Herald contributing writer

Stomping back to their roots, area country dancers gathered Saturday night at an old barn to kick up their heels in style.

More than 75 members of the Bayside Travellers Country Dance society descended on a barn owned by the Marcantoni family of Garfield Township for the society's second annual barn dance and their last dance of this season. Swirling through the stripes of sun and launching dust motes with each stamp, the dancers reveled in the authentic surroundings.

"The barn is the roots of where this kind of dancing started," said Julie Collins of Maple City, president of the Bayside Travellers and a dancer for 15 years. "This kind of dancing started out as French contra dancing, court dancing, and then came to the colonies and became Americanized."

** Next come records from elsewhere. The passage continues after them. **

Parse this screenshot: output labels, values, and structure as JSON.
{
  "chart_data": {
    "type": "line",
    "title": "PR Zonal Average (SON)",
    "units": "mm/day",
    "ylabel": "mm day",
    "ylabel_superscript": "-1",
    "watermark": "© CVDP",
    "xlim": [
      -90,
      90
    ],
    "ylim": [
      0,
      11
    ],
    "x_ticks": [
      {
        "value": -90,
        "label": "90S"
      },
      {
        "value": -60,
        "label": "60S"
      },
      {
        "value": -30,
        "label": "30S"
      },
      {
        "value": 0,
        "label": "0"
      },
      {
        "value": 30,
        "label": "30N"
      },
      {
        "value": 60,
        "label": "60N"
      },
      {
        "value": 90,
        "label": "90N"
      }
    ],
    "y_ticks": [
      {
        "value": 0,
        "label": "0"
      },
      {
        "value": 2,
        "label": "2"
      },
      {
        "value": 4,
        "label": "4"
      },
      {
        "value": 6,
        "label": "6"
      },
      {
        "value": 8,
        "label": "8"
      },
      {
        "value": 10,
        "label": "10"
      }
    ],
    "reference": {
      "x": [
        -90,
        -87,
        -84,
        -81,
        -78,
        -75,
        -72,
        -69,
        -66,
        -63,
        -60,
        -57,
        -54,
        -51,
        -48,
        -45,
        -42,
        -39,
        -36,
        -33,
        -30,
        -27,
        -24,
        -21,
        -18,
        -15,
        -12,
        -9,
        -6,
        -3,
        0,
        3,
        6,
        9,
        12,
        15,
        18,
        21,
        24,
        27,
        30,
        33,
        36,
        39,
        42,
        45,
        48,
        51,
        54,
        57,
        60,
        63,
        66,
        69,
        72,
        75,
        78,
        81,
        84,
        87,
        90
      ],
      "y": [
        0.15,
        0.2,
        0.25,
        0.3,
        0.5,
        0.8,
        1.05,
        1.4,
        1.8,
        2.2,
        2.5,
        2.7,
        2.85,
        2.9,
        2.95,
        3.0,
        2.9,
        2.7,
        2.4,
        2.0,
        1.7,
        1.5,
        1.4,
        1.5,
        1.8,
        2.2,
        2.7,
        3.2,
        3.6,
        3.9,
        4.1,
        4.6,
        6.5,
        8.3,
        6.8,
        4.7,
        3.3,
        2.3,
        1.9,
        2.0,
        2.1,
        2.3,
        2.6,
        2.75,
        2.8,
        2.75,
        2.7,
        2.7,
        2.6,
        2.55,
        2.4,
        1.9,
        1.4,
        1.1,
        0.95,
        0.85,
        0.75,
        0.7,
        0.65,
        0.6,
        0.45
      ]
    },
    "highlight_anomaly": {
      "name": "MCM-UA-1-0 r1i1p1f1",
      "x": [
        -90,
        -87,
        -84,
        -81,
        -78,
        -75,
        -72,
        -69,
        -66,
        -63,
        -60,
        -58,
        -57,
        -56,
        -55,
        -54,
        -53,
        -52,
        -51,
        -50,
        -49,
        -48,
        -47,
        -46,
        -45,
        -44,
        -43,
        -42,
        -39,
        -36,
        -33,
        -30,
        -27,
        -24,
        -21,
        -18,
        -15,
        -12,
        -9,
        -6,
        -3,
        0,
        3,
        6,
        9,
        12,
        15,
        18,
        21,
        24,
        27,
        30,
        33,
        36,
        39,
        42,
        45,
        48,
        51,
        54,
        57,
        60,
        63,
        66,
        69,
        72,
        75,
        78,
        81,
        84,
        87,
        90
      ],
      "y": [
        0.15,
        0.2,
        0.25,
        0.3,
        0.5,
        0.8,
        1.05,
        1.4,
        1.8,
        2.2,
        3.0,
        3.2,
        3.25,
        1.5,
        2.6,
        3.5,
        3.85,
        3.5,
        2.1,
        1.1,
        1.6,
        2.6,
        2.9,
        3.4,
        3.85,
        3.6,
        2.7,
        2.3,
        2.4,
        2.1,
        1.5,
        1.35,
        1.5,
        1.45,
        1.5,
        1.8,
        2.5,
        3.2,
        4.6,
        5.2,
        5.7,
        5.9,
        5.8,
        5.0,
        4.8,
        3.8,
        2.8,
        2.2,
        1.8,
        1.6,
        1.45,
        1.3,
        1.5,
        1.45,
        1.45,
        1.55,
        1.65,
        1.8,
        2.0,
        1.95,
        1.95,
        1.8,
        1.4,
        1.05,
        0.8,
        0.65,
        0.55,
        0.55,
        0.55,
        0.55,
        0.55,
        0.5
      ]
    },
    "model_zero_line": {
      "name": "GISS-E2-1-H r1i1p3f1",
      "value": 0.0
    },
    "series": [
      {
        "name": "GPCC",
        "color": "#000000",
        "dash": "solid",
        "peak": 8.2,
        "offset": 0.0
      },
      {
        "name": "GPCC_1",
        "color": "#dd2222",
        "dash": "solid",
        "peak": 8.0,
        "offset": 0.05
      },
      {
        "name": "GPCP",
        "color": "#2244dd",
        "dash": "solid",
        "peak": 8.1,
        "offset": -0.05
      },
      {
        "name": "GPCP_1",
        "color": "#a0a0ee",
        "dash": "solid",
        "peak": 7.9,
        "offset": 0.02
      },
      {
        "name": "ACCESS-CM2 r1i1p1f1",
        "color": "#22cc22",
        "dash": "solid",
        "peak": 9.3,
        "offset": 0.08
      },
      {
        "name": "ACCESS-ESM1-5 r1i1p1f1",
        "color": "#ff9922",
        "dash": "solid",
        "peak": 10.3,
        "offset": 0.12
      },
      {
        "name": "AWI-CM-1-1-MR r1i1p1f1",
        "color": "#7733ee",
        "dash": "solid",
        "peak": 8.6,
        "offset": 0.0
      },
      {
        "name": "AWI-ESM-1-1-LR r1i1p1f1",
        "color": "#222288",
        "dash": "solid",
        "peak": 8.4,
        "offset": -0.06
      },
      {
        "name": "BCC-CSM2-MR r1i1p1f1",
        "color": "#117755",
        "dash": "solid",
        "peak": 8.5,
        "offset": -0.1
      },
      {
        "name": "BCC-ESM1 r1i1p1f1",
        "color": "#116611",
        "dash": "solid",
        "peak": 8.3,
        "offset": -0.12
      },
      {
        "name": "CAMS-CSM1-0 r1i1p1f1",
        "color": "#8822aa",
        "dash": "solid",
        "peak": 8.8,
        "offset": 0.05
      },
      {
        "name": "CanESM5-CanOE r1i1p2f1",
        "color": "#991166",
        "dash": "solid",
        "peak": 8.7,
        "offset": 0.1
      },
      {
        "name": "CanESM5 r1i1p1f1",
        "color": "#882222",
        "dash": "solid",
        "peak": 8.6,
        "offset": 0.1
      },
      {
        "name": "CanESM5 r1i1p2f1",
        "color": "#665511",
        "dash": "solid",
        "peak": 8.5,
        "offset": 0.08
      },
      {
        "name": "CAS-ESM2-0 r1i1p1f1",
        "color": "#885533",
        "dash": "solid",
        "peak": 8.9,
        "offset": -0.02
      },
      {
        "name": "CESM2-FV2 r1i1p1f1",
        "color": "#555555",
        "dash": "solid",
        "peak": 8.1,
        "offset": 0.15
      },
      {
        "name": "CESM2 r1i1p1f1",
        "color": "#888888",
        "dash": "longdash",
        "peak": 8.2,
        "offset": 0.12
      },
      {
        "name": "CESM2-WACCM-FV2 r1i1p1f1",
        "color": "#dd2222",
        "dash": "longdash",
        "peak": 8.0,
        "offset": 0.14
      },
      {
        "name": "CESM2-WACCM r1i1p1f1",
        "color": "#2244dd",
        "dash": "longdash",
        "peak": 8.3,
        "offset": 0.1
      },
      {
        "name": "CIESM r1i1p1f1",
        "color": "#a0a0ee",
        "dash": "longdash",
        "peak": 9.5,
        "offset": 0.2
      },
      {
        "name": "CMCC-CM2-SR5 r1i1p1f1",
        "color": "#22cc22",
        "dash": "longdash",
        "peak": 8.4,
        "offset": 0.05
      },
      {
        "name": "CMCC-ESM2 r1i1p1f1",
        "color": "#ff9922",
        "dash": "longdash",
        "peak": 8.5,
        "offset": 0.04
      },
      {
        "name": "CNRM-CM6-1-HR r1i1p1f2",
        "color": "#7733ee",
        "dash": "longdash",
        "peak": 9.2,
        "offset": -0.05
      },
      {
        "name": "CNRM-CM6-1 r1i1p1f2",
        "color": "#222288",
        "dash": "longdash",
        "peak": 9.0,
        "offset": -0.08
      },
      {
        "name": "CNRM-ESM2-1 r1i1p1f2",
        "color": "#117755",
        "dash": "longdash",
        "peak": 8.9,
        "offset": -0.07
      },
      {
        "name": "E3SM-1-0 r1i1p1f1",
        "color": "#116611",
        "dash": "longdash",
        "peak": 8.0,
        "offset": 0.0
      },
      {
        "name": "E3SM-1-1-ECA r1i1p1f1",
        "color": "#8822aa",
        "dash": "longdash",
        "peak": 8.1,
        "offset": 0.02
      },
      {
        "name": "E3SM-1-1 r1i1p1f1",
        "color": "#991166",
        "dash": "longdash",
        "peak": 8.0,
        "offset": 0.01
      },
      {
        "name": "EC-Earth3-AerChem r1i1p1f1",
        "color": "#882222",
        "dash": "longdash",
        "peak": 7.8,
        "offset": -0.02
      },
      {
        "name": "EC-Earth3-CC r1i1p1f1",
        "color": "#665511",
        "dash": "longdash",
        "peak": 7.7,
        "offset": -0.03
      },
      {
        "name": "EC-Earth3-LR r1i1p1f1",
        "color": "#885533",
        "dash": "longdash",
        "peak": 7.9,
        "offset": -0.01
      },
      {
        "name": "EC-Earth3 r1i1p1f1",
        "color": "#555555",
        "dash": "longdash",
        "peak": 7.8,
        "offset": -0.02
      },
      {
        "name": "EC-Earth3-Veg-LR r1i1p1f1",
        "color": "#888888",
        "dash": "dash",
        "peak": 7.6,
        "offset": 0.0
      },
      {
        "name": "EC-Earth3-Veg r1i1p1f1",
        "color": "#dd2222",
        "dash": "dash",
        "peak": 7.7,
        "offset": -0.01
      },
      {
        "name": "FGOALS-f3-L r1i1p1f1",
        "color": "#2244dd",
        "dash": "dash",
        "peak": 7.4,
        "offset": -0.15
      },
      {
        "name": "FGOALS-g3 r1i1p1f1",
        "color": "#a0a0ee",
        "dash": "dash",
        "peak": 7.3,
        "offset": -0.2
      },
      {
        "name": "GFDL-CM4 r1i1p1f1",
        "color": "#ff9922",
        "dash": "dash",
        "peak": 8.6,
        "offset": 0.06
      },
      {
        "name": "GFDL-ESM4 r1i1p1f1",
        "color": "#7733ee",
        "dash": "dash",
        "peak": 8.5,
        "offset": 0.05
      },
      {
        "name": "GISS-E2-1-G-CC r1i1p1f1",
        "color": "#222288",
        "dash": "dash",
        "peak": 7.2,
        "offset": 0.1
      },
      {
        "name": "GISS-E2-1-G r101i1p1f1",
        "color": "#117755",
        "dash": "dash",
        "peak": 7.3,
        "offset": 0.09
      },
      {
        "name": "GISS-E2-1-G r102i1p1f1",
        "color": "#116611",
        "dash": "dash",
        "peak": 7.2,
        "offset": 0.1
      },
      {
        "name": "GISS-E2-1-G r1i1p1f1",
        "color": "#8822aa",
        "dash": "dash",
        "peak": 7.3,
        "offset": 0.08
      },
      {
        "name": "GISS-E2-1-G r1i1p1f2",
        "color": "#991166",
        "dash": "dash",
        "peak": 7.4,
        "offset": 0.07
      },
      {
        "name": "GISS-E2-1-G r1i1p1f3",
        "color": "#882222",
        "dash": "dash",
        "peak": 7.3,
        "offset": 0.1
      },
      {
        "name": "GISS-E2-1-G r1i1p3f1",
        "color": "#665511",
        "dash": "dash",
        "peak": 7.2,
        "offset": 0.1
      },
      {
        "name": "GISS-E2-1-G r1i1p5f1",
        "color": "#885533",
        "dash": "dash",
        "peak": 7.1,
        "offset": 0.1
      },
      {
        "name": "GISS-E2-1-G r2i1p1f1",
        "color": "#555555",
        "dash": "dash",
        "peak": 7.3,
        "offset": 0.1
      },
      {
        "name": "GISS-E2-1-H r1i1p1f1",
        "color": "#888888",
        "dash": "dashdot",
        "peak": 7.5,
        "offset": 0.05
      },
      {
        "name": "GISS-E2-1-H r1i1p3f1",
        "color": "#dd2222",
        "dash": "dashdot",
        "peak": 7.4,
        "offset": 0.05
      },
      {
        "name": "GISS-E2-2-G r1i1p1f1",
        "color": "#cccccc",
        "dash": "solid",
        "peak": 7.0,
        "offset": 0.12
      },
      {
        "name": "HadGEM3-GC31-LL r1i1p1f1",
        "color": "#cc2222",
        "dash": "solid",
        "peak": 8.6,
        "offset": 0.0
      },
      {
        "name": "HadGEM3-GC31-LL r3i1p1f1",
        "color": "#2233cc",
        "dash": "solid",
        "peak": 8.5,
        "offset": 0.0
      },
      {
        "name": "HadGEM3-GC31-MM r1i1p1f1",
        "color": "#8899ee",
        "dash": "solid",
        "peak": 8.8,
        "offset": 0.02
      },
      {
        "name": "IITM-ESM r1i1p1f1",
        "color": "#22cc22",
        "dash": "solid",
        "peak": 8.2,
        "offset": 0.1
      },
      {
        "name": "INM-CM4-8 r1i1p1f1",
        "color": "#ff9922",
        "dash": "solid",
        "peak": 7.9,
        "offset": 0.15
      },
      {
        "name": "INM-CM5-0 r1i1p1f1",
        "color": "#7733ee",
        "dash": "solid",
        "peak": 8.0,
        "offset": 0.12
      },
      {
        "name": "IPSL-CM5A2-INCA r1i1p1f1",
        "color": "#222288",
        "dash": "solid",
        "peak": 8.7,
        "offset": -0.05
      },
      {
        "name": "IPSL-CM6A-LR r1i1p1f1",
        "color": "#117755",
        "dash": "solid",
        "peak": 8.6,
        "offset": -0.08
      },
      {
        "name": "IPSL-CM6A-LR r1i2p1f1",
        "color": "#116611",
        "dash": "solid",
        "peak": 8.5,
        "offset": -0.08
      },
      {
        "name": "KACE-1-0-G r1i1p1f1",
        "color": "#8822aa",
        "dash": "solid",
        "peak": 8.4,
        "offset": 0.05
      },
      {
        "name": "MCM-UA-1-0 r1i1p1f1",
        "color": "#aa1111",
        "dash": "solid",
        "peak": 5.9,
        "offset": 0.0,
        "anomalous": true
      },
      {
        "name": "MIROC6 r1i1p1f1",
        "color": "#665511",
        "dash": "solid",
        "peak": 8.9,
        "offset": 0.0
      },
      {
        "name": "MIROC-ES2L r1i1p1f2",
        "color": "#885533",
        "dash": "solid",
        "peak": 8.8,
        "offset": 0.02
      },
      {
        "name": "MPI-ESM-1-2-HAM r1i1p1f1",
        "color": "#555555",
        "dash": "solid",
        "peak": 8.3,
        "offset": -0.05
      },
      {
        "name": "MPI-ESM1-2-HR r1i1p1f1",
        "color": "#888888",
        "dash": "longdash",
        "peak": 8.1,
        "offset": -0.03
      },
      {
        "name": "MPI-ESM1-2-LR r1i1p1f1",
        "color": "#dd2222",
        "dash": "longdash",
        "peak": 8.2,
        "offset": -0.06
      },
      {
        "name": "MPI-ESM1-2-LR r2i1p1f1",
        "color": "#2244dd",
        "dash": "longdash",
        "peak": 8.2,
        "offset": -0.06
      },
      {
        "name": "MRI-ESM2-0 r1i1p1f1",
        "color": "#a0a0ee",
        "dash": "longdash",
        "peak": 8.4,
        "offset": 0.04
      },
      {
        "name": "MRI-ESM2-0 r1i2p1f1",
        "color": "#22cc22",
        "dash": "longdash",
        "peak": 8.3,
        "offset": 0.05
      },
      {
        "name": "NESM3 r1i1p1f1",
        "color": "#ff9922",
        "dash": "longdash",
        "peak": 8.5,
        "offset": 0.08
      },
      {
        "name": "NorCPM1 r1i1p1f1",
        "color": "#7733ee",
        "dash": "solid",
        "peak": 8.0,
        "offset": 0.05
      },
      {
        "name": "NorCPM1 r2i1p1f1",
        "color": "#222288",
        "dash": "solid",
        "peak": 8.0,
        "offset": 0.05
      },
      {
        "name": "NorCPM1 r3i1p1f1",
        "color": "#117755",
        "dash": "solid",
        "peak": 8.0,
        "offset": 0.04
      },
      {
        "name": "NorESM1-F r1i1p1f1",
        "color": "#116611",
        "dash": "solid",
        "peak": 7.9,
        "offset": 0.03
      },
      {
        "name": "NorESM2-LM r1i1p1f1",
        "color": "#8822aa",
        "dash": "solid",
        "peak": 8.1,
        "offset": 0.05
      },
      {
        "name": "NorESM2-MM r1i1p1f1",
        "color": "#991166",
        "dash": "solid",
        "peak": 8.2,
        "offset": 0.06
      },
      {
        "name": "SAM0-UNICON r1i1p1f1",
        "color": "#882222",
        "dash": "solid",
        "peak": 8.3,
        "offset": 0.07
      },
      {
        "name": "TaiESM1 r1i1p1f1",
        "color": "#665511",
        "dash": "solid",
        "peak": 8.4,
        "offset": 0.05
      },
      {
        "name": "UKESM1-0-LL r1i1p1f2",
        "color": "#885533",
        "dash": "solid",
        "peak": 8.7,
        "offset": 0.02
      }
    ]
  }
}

So how do you go about finding a barn for an old-fashioned barn dance? Members used a modern solution of placing an ad in the Traverse City Record-Eagle - wanted: barn for dance.

The family of Marco Marcantoni, who moved here from California nine years ago, took the bait. Their farmhouse and barn are their pride and joy and they were pleased to share it with others. As their lawn filled with playing children and the barn resonated with live music and dance steps, they knew it was the right decision.

"My wife has ties to the area, she graduated from school here," said Marcantoni, between greeting and directing dancers to parking spaces on his property. "We used the barn for a friend of mine's wedding the year before and when I saw the ad in the paper I called."

Area dance caller Pat Hoekje, who believed the atmosphere of an old barn would be perfect for a dance, spearheaded the concept. With two barn dances under the society's belt, it has proved to be a winning combination.

"For years, I'd been looking at all the barns and I knew I would love to have a barn dance," said Pat Hoekje, who helped call Saturday night's dance. "After the ad, when Marco called me he said they would try it one time, but his family had so much fun that I called him again this year and he agreed again."

Veteran dancer and dance teacher Mykl Werth of Lake Ann said country dancing is the root for other forms of dancing. Originating in an era of strict social mores, the informal square and contra dances provided a chance for early settlers to let down their hair a little, even mingle and talk to members of the opposite sex. They could socialize with their neighbors as a rest from the backbreaking work of being a homesteader.

"This is just a group of friendly people getting together to dance and switch partners," he said. "It is really modeled after what the settlers did as they came across the country."

An evening of traveling back to their roots is appropriated for the Bayside Travellers Country Dance Society. The society's name originated because the dances used to be held in different town halls every month. A steady home at the Opera House may come to an end this year so once again the dancers may return to being bayside travelers.

While the barn dance provided a slice of dancing history for the society, the night also provided a glimpse of its future.

"There are a lot of young people here," said Dave Goodwin of Traverse City, a member of the society's board of directors. "That has been a trend over the past few years, mainly high school and early teens."

"It is a good thing because it keeps the tradition alive."